I made up a quick gauge. I just flip it around to do the radial. Not elegant, but I haven't built a set of wheels from scratch so I'm sure it will evolve.


----------



## customfab (Jun 8, 2008)

That'll do. I would be tempted to use some light gauge steel in place of the melamine so you could mount a magnetic base for a dial indicator on it. It's over kill for building wheels but they are flexible and precise.


----------



## Hoban (Oct 14, 2012)

Good idea, I may do the base with steel later. I did the shelving to get a white background. 

However, I could also mount my dial indicator magneted to an upright if I were to try use one.


----------



## Hoban (Oct 14, 2012)

Got my 15mm adapters from mtbiker4like on Ebay. Inexpensive, and very fast shipping. Excellent product.


----------



## customfab (Jun 8, 2008)

I've got a set of those I would have given you. I didn't care for them so I made a couple hundred of my own.


----------



## bapski (Jul 27, 2012)

was trying to see if can i get this TRUING STAND going and looks like it will. Just waiting for CUSTOMFAB's adapters (if i can figure out how to get them) for use with 12/15mm thru axles..
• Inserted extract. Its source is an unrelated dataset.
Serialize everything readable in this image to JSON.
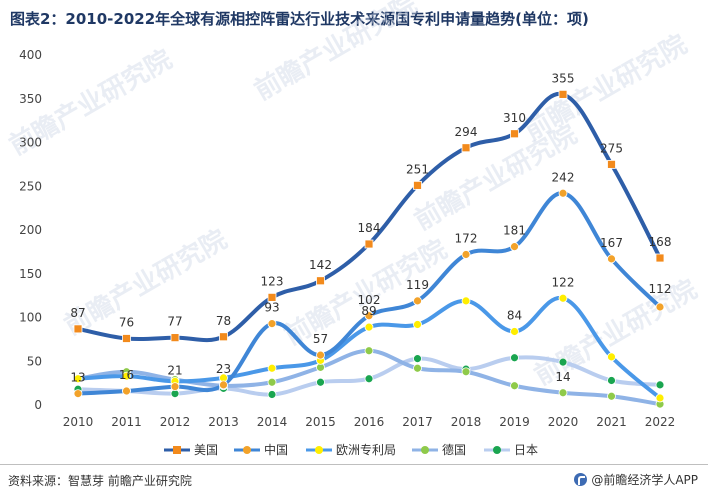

would you believe this design is being sold for close to $100 shipped? not including the DIAL INDICATORS, this design will be under $50 cheaper if you have left over materials.

got the design from Google Image Result for https://tuckamoredew.files.wordpress.com/2011/08/imgp4113.jpg and modified it by trying to see if can use DIAL INDICATORS instead.


----------



## mtnbiker4life (Sep 19, 2005)

customfab said:


> I've got a set of those I would have given you. I didn't care for them so I made a couple hundred of my own.


If you're not happy with your purchase please send them back and I will refund your money. I realize my designs may not please everyone because we all have a different way of looking at the problem/solution. Thanks


----------



## customfab (Jun 8, 2008)

mtnbiker4life said:


> If you're not happy with your purchase please send them back and I will refund your money.  I would appreciate it if you would not slagg my tools. I realize my designs may not please everyone because we all have a different way of looking at the problem/solution. Thanks


Saying I didn't care for them is different from slagging them off. At least in my eyes. Your adapters are perfectly functional and get the job done. But I saw room for improvement, so I improved.


----------



## myitch (Jan 25, 2004)

Wow, nice. Where'd you get those dial indicators? That would make any stand even more precise. Again, super nice!!!!


----------